Change in gender role attitudes is a neglected dimension of research on the transition to adulthood in the Middle East and North Africa that has broad implications for young people’s outcomes, as well as attitudinal change in the region over time. Using a life course framework, the authors examine the reciprocal relationship between attitudes formation and two key transitions in young people’s lives: the transition to marriage and parenthood, and young women’s transition to labour force participation.
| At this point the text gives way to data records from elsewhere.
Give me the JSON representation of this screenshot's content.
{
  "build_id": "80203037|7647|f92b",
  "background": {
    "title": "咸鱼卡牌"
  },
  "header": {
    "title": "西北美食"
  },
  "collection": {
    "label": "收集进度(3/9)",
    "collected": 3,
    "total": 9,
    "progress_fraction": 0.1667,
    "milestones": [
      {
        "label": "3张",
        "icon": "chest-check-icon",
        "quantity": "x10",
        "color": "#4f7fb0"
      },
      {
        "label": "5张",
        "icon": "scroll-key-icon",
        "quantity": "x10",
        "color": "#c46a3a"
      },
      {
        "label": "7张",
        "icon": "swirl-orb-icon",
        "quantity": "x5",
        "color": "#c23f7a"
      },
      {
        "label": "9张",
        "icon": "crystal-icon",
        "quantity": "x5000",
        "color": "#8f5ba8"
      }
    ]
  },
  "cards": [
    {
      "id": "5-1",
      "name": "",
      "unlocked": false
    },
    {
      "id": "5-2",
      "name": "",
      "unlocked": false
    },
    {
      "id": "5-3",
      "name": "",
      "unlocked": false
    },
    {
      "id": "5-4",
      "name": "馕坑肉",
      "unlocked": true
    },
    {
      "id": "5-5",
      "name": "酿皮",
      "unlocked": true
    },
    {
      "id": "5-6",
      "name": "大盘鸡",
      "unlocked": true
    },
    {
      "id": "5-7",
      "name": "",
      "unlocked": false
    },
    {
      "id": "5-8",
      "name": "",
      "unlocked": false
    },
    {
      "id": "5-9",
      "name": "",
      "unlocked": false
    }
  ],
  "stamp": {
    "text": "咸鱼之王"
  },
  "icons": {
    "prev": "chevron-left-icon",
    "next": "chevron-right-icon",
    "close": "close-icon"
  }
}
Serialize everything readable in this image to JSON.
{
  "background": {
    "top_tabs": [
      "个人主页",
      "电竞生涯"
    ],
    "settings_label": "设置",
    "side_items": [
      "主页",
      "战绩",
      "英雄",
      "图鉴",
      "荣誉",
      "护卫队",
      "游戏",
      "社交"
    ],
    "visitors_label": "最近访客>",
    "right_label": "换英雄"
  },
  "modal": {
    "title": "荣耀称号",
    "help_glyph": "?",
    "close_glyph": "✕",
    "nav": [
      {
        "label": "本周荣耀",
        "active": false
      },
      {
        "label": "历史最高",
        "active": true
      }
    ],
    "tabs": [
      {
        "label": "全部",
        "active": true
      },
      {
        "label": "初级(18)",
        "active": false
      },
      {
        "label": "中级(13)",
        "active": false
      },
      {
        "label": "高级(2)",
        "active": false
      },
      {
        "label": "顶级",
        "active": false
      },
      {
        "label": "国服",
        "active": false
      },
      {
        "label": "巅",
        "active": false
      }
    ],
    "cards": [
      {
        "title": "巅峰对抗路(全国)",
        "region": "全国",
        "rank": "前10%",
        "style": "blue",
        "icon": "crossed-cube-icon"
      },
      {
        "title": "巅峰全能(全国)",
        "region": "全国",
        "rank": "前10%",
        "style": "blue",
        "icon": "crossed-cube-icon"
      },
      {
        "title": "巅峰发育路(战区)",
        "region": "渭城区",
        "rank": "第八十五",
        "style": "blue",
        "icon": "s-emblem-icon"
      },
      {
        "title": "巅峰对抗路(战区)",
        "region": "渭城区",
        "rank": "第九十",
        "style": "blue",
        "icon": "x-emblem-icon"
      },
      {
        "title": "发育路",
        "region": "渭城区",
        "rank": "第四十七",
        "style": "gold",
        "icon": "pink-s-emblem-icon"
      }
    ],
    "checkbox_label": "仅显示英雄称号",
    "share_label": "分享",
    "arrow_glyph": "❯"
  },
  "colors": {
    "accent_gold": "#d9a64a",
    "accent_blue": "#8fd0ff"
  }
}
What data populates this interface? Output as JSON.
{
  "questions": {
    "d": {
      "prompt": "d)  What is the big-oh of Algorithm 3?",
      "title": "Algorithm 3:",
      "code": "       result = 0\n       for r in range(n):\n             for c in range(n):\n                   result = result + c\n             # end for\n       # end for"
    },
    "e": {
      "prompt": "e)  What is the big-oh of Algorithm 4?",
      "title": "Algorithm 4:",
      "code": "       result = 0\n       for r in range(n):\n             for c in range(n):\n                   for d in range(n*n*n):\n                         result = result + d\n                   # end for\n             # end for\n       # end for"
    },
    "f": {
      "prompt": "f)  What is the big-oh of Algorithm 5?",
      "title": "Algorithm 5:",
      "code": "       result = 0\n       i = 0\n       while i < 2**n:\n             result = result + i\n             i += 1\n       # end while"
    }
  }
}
In order to address the simultaneity of attitudes formation and transitions, the research exploits the panel dimension of the Survey of Young People in Egypt 2009 and 2014, estimating the impact of attitudes in 2009 on the likelihood of making transitions between 2009 and 2014, then the impact of those transitions on attitudes in 2014.
 
The authors find that young women with more egalitarian attitudes are more likely to enter the labour market but, contrary to most international literature, entering the labour market does not have a corresponding liberalising effect on women’s attitudes. Rather, entering the labour force leads to more conservative attitudes regarding the gender dynamics of household decision-making. This may reflect the challenges women face in balancing work and family, and suggests that women may compensate for working outside the home – which may be perceived as having a negative effect on their families – by developing more conservative attitudes regarding household dynamics. As in other contexts, the transition to marriage and parenthood is associated with increasing conservatism in young people’s attitudes.